This advisory covers a security update for Red Hat build of Apache Camel 4.18 for Quarkus 3.33 that fixes 11 CVEs affecting components like netty-handler, netty-resolver-dns, netty-codec-haproxy, netty-codec-http2, quarkus-vertx-http, and libthrift. The vulnerabilities include denial of service from resource leaks and memory leaks, information disclosure and data manipulation due to improper DNS record validation, hostname verification bypass due to improper trust manager handling, IPv6 subnet rule bypass, authentication and authorization bypass via path normalization issues, and security bypass from improper certificate validation. These issues collectively pose risks of service disruption, unauthorized access, and data exposure. The update is classified as important by Red Hat and is intended to secure the affected components within the Red Hat build of Apache Camel for Quarkus.
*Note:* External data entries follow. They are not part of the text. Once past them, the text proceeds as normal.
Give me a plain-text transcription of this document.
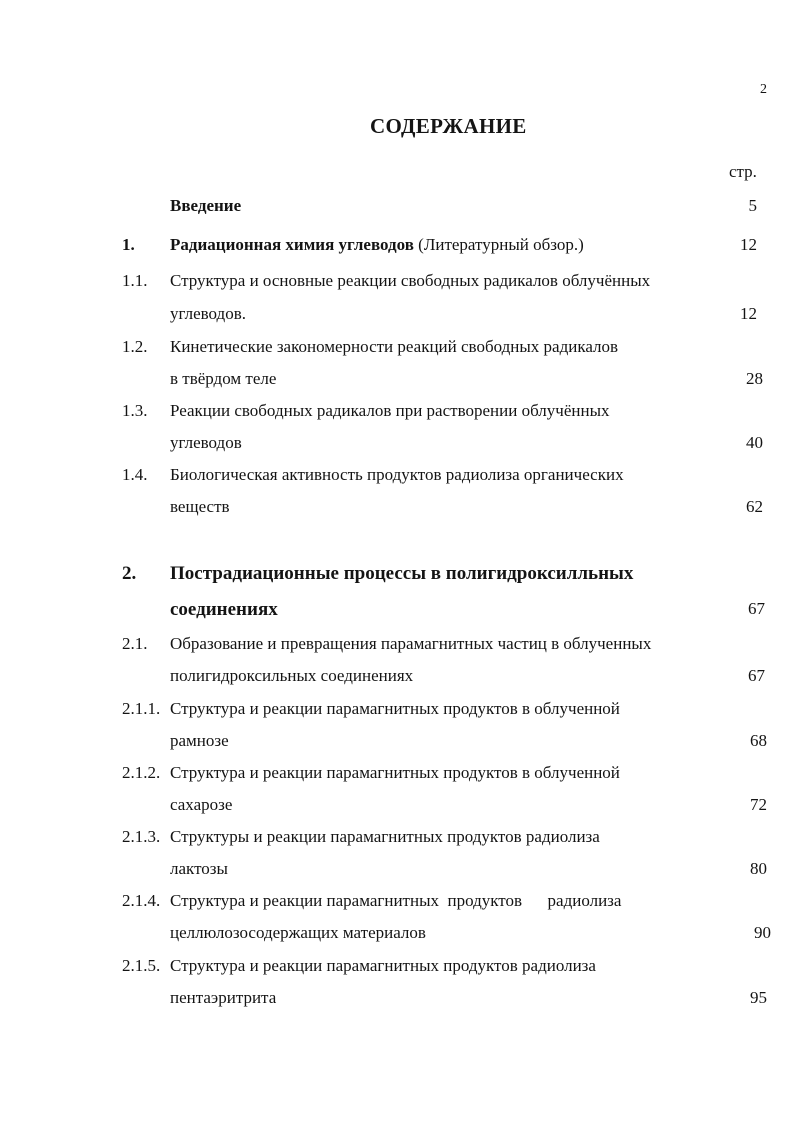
2
СОДЕРЖАНИЕ
стр.
Введение	5
1. Радиационная химия углеводов (Литературный обзор.)	12
1.1. Структура и основные реакции свободных радикалов облучённых
углеводов.	12
1.2. Кинетические закономерности реакций свободных радикалов
в твёрдом теле	28
1.3. Реакции свободных радикалов при растворении облучённых
углеводов	40
1.4. Биологическая активность продуктов радиолиза органических
веществ	62
2. Пострадиационные процессы в полигидроксилльных
соединениях	67
2.1. Образование и превращения парамагнитных частиц в облученных
полигидроксильных соединениях	67
2.1.1. Структура и реакции парамагнитных продуктов в облученной
рамнозе	68
2.1.2. Структура и реакции парамагнитных продуктов в облученной
сахарозе	72
2.1.3. Структуры и реакции парамагнитных продуктов радиолиза
лактозы	80
2.1.4. Структура и реакции парамагнитных  продуктов      радиолиза
целлюлозосодержащих материалов	90
2.1.5. Структура и реакции парамагнитных продуктов радиолиза
пентаэритрита	95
The vulnerabilities fixed by this update can lead to denial of service conditions through resource and memory leaks, unauthorized access via authentication and authorization bypass, information disclosure and data manipulation due to DNS validation flaws, hostname verification bypass compromising TLS security, and security bypass from improper certificate validation. These impacts can affect the confidentiality, integrity, and availability of applications using the affected Red Hat build of Apache Camel 4.18 for Quarkus 3.33.
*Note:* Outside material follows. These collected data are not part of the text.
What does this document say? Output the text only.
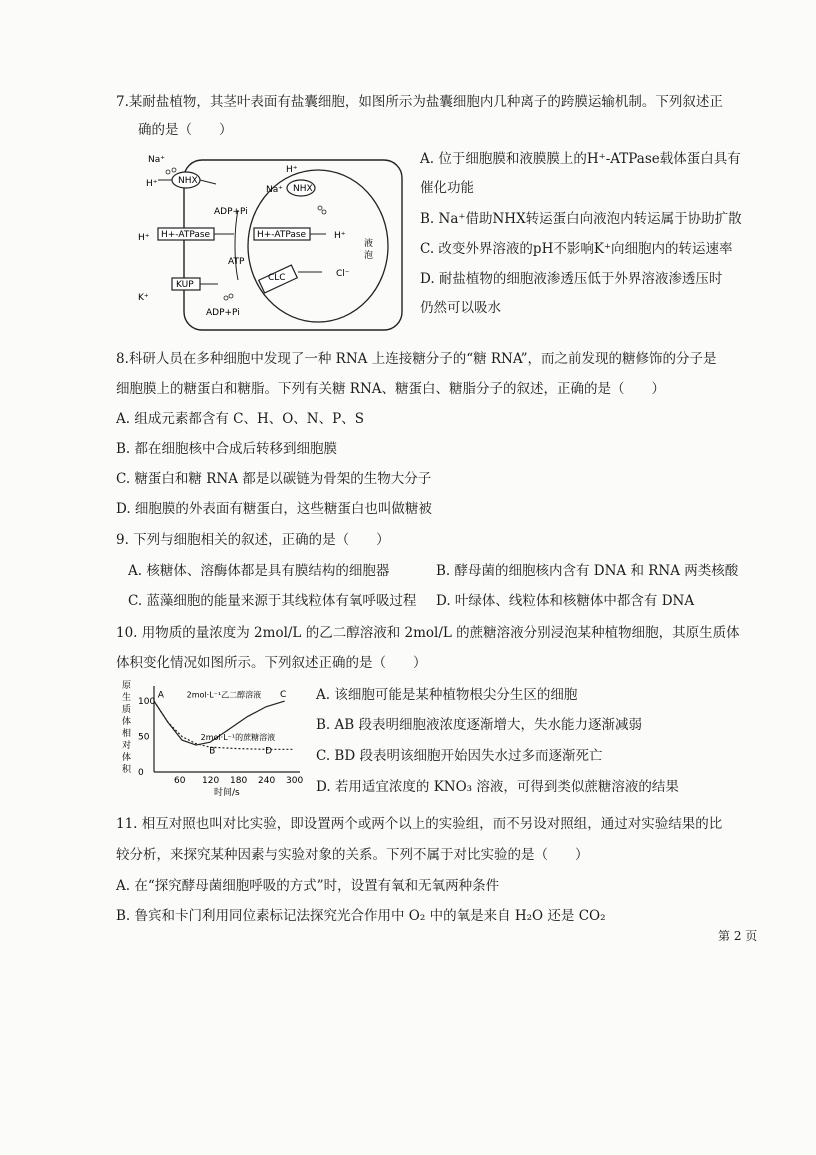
7.某耐盐植物，其茎叶表面有盐囊细胞，如图所示为盐囊细胞内几种离子的跨膜运输机制。下列叙述正
确的是（　　）
Na⁺
H⁺ NHX
Na⁺ NHX
H⁺
ADP+Pi
H+-ATPase	H+-ATPase
H⁺	H⁺
ATP
液
泡
KUP
K⁺
CLC	Cl⁻
ADP+Pi
A. 位于细胞膜和液膜膜上的H⁺-ATPase载体蛋白具有
催化功能
B. Na⁺借助NHX转运蛋白向液泡内转运属于协助扩散
C. 改变外界溶液的pH不影响K⁺向细胞内的转运速率
D. 耐盐植物的细胞液渗透压低于外界溶液渗透压时
仍然可以吸水
8.科研人员在多种细胞中发现了一种 RNA 上连接糖分子的“糖 RNA”，而之前发现的糖修饰的分子是
细胞膜上的糖蛋白和糖脂。下列有关糖 RNA、糖蛋白、糖脂分子的叙述，正确的是（　　）
A. 组成元素都含有 C、H、O、N、P、S
B. 都在细胞核中合成后转移到细胞膜
C. 糖蛋白和糖 RNA 都是以碳链为骨架的生物大分子
D. 细胞膜的外表面有糖蛋白，这些糖蛋白也叫做糖被
9. 下列与细胞相关的叙述，正确的是（　　）
A. 核糖体、溶酶体都是具有膜结构的细胞器	B. 酵母菌的细胞核内含有 DNA 和 RNA 两类核酸
C. 蓝藻细胞的能量来源于其线粒体有氧呼吸过程 D. 叶绿体、线粒体和核糖体中都含有 DNA
10. 用物质的量浓度为 2mol/L 的乙二醇溶液和 2mol/L 的蔗糖溶液分别浸泡某种植物细胞，其原生质体
体积变化情况如图所示。下列叙述正确的是（　　）
原
生
质
体
相
对
体
积 0
50
100
60 120 180 240 300
时间/s
2mol·L⁻¹乙二醇溶液
2mol·L⁻¹的蔗糖溶液
A
B
C
D
A. 该细胞可能是某种植物根尖分生区的细胞
B. AB 段表明细胞液浓度逐渐增大，失水能力逐渐减弱
C. BD 段表明该细胞开始因失水过多而逐渐死亡
D. 若用适宜浓度的 KNO₃ 溶液，可得到类似蔗糖溶液的结果
11. 相互对照也叫对比实验，即设置两个或两个以上的实验组，而不另设对照组，通过对实验结果的比
较分析，来探究某种因素与实验对象的关系。下列不属于对比实验的是（　　）
A. 在“探究酵母菌细胞呼吸的方式”时，设置有氧和无氧两种条件
B. 鲁宾和卡门利用同位素标记法探究光合作用中 O₂ 中的氧是来自 H₂O 还是 CO₂
第 2 页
Red Hat has released an official security update for the Red Hat build of Apache Camel 4.18 for Quarkus 3.33 that addresses these vulnerabilities. Users should apply this update promptly after backing up their existing installations, including applications, configuration files, and databases. No additional mitigation steps are indicated beyond applying the official update. Patch status is confirmed by the vendor advisory.